A couple of people have asked me to tell them more about sleeping underground in a dugout in Coober Pedy so I thought I would tell you a little more about life in the caves.

The idea of digging out a hole and converting it into a home began after the first world war when soldiers who had spent time digging trenches in France and Germany and the Middle East. joined the rush to get rich in the opal fields. They had quite primitive dugouts with ledges for lamps and recesses hacked into the walls of their cave for extra space to put their kerosene tin dressing tables and wardrobes in.
These two photos were not really taken to be stitched together but I let Photoshop merge them anyway. The colour is a bit different left to right but ignore that and you will see the dugout that was made in a mine(this is in the Old Timers Mine and the original dugout is still as it was - but the old timer has been replaced!
This is an example of a lounge room in a modern dugout. Colin took this but the room is so large that the flash did not reach the area he was aiming to. I have brightened it as much as I dare but it is still rather dark. I hope you can make out the furniture and the patterning created by the machine that they now use to cut the very hard rock that the mines and homes are dug into.

Coober Pedy is incredibly hot during the summer and freezing cold at night in the winter but in the rock dugouts the temperature remains a constant 24 degrees regardless of what the outside weather is doing. But the dugouts are in solid rock, so without ventilation the air would soon become stale. So every room has a hole to the surface through the “ceiling” and a chimney of sorts sits above this opening so that it is higher than the earth surface to prevent dust and small rocks falling down the chute into the room below. The hole is quite large – not large enough to crawl up but about ten inches or more in diameter.

There are homes that are above ground but they have to be heated in the winter and have air-conditioners running night and day in the long summers. Roughly half the population still live in underground homes, some are a combination of above ground and underground. It very much depends on the prosperity of the home owner. Tourists are well catered for with underground rooms but there are above ground ones for those who think they would be claustrophobic underground.
This is the long bunkhouse in which Colin and I spent three very pleasant nights. Our little recess is at the left of the picture - you nearly cannot see it, the rest stretches back such a long way so the cutting machine would have first made the passage way tunnel and then worked from it to cut each of the cubicles into the rock at the sides. The rock is so hard that there is no need for props and support beams. (This is why we didn't put up our tent, our tent pegs would not have gone into this rock!)
When the lights are out it is dark – very dark! Fortunately for us, we were in a cubicle in a long bunkhouse that was right at the front and near the door that had a window in it. So we had a light outside that glowed through the window and in the morning the daylight was able to brighten the entrance enough for us to know it was morning. We did not feel at all claustrophobic and slept well in our underground hide away.

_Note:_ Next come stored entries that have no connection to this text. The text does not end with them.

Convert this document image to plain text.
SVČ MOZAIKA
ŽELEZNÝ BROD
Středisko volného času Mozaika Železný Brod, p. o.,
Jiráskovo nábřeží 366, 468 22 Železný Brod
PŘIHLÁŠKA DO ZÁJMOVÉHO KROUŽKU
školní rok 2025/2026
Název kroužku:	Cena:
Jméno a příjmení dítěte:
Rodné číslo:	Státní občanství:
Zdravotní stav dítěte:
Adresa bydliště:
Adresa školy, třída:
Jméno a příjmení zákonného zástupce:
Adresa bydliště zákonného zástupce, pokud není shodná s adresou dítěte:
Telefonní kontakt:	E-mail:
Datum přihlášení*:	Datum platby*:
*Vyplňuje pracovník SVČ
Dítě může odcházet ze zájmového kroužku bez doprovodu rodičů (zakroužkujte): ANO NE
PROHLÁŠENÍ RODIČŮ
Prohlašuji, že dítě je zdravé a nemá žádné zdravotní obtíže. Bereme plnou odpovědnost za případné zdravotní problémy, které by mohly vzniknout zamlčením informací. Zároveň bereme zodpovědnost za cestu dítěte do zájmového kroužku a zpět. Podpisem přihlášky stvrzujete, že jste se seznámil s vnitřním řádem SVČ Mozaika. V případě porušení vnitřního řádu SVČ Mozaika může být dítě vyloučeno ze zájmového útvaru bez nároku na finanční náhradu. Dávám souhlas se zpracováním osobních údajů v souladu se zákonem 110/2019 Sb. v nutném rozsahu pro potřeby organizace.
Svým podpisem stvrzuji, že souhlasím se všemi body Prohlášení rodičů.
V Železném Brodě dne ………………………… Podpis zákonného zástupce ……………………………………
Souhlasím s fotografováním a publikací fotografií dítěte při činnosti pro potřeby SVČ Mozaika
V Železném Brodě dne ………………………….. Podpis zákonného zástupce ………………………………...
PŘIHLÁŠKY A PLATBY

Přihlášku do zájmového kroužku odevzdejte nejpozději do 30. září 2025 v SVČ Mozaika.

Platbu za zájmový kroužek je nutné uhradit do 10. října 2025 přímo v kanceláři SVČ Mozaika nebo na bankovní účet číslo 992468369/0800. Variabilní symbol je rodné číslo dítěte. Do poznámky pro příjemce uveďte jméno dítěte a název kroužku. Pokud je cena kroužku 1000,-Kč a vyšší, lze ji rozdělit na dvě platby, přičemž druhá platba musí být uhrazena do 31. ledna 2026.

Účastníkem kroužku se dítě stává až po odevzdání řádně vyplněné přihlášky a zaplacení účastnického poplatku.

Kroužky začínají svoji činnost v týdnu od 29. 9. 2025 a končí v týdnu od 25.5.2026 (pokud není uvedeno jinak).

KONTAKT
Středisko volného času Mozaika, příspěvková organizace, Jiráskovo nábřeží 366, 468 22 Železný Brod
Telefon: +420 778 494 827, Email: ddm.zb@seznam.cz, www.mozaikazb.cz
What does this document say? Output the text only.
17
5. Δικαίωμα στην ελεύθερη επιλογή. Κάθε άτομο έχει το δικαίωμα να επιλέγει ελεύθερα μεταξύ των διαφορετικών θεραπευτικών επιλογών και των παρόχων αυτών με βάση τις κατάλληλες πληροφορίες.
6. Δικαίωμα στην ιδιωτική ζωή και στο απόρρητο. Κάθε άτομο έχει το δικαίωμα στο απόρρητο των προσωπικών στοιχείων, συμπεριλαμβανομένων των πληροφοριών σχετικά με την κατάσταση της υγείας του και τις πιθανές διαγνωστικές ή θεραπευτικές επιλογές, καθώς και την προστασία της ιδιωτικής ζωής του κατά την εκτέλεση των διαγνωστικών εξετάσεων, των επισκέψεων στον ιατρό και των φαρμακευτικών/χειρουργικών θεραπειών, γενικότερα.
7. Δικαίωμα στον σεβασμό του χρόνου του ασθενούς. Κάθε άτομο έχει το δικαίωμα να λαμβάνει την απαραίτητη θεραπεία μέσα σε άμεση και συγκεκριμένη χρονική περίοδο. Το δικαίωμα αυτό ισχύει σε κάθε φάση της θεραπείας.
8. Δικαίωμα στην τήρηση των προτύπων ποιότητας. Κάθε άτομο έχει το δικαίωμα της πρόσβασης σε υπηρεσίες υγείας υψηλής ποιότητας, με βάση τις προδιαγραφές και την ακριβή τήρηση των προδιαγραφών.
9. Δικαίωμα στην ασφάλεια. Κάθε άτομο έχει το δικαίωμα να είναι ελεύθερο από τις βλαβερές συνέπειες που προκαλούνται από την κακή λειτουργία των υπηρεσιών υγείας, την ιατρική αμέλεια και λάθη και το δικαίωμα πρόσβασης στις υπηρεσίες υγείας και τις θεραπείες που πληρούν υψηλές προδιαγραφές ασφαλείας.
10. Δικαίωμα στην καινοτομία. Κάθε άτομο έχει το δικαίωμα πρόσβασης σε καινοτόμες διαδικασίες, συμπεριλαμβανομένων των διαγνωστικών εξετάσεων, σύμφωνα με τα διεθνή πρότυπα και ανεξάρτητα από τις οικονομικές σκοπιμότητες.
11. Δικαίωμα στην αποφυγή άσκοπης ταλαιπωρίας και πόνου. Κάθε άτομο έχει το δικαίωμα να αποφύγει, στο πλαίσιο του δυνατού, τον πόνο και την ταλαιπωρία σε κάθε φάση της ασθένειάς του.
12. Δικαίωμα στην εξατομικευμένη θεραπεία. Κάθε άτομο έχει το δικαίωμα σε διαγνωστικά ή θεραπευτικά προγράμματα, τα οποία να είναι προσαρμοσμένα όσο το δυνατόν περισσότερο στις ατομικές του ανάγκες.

The surfaces of the rock in our bunkhouse had been sprayed with a clear lacquer that stopped too much dust from floating around – but when we went through that Old Timers Mine we were almost choking with the dust we had breathed in during our 40 minutes of walking through the mine and the dugout living area.

After only a week of being in Central Australia in the very dry air, the skin around my finger tips is split and torn and my hair and nails are brittle. This is very much a place to bring your hand-cream and moisturiser!